Scènes

D’Jazz de Nevers 2009

Au fil des Rencontres internationales « D’Jazz de Nevers », édition 2009, on croit peu à peu deviner un leitmotiv : un certain rapport à l’écrit, ou à l’écriture, chez les musiques multiples que l’on appelle « jazz »…


Au fil des Rencontres internationales « D’Jazz de Nevers », édition 2009, on croit peu à peu deviner un leitmotiv : un certain rapport à l’écrit, ou à l’écriture, chez les musiques multiples que l’on appelle « jazz ». (Leur point commun, d’ailleurs, n’est-il pas justement qu’elles ne sauraient être jouées que par des musiciens de jazz ?) Dans cette programmation signée Roger Fontanel, on le voit tout d’abord apparaître au plan littéraire – en l’occurrence, largement poétique ; mais il se manifestera aussi, dans le champ musical, comme transcription, et bientôt, dans d’autres propositions artistiques, sous forme d’« inscrit » ou d’inscription.

Baptiste Trotignon © H. Collon

Suivons donc ce leitmotiv…

Pour la soirée d’ouverture, Jean-Christophe Cholet s’inspire de Novalis. C’est ambitieux ? Sachez que le poète s’exprime ici par la voix d’Elise Caron et qu’à son service œuvrent les fidèles Heiri Känzig et Marcel Papaux, mais aussi douze membres du prestigieux Chœur Arsys de Bourgogne. L’alliage est forcément passionnant. De fait, l’immense salle de la Maison de la Culture résonne encore de cette œuvre magistrale, et on attend avec impatience le disque de l’« Hymne à la nuit ».

Poète encore et toujours, c’est ensuite Prévert qu’on célèbre grâce à Henri Texier et ses complices habituels (Manu Codjia, Sébastien Texier, Christophe Marguet) ; il s’incarne pour nous en la personne de Frédéric Pierrot, un acteur qui sait sortir du répertoire puisqu’on le retrouve notamment au côté du même Marguet dans une (re)lecture de Pessoa.

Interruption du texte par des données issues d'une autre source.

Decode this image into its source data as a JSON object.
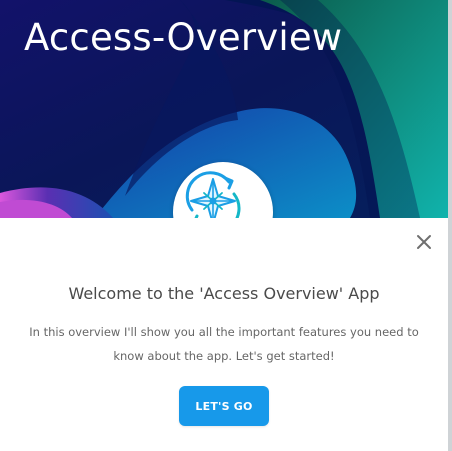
{
  "hero": {
    "title": "Access-Overview",
    "logo_icon": "compass-sync-icon"
  },
  "dialog": {
    "close_icon": "close-icon",
    "welcome_title": "Welcome to the 'Access Overview' App",
    "intro_text": "In this overview I'll show you all the important features you need to know about the app. Let's get started!",
    "primary_button_label": "LET'S GO"
  },
  "colors": {
    "hero_navy": "#0a1658",
    "hero_teal": "#0ea5a2",
    "hero_purple": "#c04bd3",
    "button_blue": "#1799ea",
    "heading_gray": "#4a4a4a",
    "body_gray": "#666666"
  }
}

Malgré les ors fanés du théâtre à l’italienne de Nevers, c’est de misère du monde et de soi qu’il est question ici, Prévert n’étant pas toujours aussi solaire qu’on le croit. Comédie et scénographie permettent de le redécouvrir, et donnent par la même occasion une dimension nouvelle à la musique de Texier qui, poétique en soi, pourrait parfois céder à la ritournelle.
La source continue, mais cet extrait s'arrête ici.